The government had digital evidence that defendant tracked a package on the USPS. His motion to suppress this third-party evidence is denied. First, anybody could track a package on the USPS website if they had the tracking number, and, second, the USPS and Comcast records of use of the website were third-party records. United States v. Felton, 2019 U.S. Dist. LEXIS 25400 (W.D. La. Feb. 16, 2019):

The government argues that even if Felton had standing to challenge the law enforcement activities regarding the searches, these activities do not constitute a search within the meaning of the Fourth Amendment. The government is correct; the IP address and tracking logs obtained from the USPS and Comcast were not owned, nor possessed by Felton. The third-party doctrine partly stems from the notion that an individual has a reduced expectation of privacy in information knowingly shared with another.

“Prior to the digital age, law enforcement might have pursued a suspect for a brief stretch, but doing so “for any extended period of time was difficult and costly and therefore rarely undertaken. For that reason, ‘society’s expectation has been that law enforcement agents and others would not—and indeed, in the main, simply could not—secretly monitor and catalogue every single movement of an individual’s car for a very long period of time.” However, the Court in Carpenter concluded that because the cell-phone data allowed law enforcement to track Carpenter’s every movement and to retrace his whereabouts, it invaded Carpenter’s reasonable expectation of privacy in the whole of his physical movements.

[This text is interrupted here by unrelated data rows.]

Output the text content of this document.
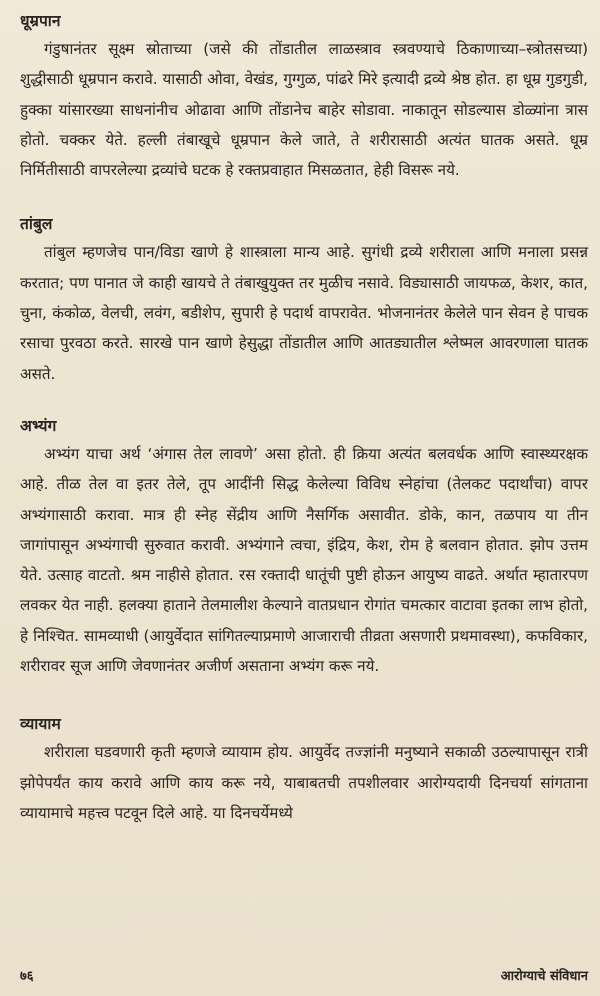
धूम्रपान

गंडुषानंतर सूक्ष्म स्रोताच्या (जसे की तोंडातील लाळस्त्राव स्त्रवण्याचे ठिकाणाच्या–स्त्रोतसच्या) शुद्धीसाठी धूम्रपान करावे. यासाठी ओवा, वेखंड, गुग्गुळ, पांढरे मिरे इत्यादी द्रव्ये श्रेष्ठ होत. हा धूम्र गुडगुडी, हुक्का यांसारख्या साधनांनीच ओढावा आणि तोंडानेच बाहेर सोडावा. नाकातून सोडल्यास डोळ्यांना त्रास होतो. चक्कर येते. हल्ली तंबाखूचे धूम्रपान केले जाते, ते शरीरासाठी अत्यंत घातक असते. धूम्र निर्मितीसाठी वापरलेल्या द्रव्यांचे घटक हे रक्तप्रवाहात मिसळतात, हेही विसरू नये.

तांबुल

तांबुल म्हणजेच पान/विडा खाणे हे शास्त्राला मान्य आहे. सुगंधी द्रव्ये शरीराला आणि मनाला प्रसन्न करतात; पण पानात जे काही खायचे ते तंबाखुयुक्त तर मुळीच नसावे. विड्यासाठी जायफळ, केशर, कात, चुना, कंकोळ, वेलची, लवंग, बडीशेप, सुपारी हे पदार्थ वापरावेत. भोजनानंतर केलेले पान सेवन हे पाचक रसाचा पुरवठा करते. सारखे पान खाणे हेसुद्धा तोंडातील आणि आतड्यातील श्लेष्मल आवरणाला घातक असते.

अभ्यंग

अभ्यंग याचा अर्थ ‘अंगास तेल लावणे’ असा होतो. ही क्रिया अत्यंत बलवर्धक आणि स्वास्थ्यरक्षक आहे. तीळ तेल वा इतर तेले, तूप आदींनी सिद्ध केलेल्या विविध स्नेहांचा (तेलकट पदार्थांचा) वापर अभ्यंगासाठी करावा. मात्र ही स्नेह सेंद्रीय आणि नैसर्गिक असावीत. डोके, कान, तळपाय या तीन जागांपासून अभ्यंगाची सुरुवात करावी. अभ्यंगाने त्वचा, इंद्रिय, केश, रोम हे बलवान होतात. झोप उत्तम येते. उत्साह वाटतो. श्रम नाहीसे होतात. रस रक्तादी धातूंची पुष्टी होऊन आयुष्य वाढते. अर्थात म्हातारपण लवकर येत नाही. हलक्या हाताने तेलमालीश केल्याने वातप्रधान रोगांत चमत्कार वाटावा इतका लाभ होतो, हे निश्चित. सामव्याधी (आयुर्वेदात सांगितल्याप्रमाणे आजाराची तीव्रता असणारी प्रथमावस्था), कफविकार, शरीरावर सूज आणि जेवणानंतर अजीर्ण असताना अभ्यंग करू नये.

व्यायाम

शरीराला घडवणारी कृती म्हणजे व्यायाम होय. आयुर्वेद तज्ज्ञांनी मनुष्याने सकाळी उठल्यापासून रात्री झोपेपर्यंत काय करावे आणि काय करू नये, याबाबतची तपशीलवार आरोग्यदायी दिनचर्या सांगताना व्यायामाचे महत्त्व पटवून दिले आहे. या दिनचर्येमध्ये

७६	आरोग्याचे संविधान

Such is not the case here. There is no doubt that the IP address and tracking logs were obtained from a third-party. By identifying Felton as the IP address owner and analyzing the data obtained from the USPS server, the government was able to determine that Felton’s IP address requested tracking information, such as the location of the packages and the delivery to their final destination.

This Court finds that first, the third-party doctrine is relevant in part because Felton’s use of the IP address is not so closely related to his “home” that the Court can say that there is a privacy interest as to his papers and personal effects. Second, the logs obtained from the USPS do not track Felton’s every movement of every day; they only identify the fact that Felton was tracking the packages. The Court further recognizes the very narrow ruling in Carpenter and finds that it does not govern this case. Thus, the Court concludes that there was no reasonable expectation of privacy as to the information provided by Comcast (Felton’s IP address) and the content of the communication between Felton’s IP address and the USPS server.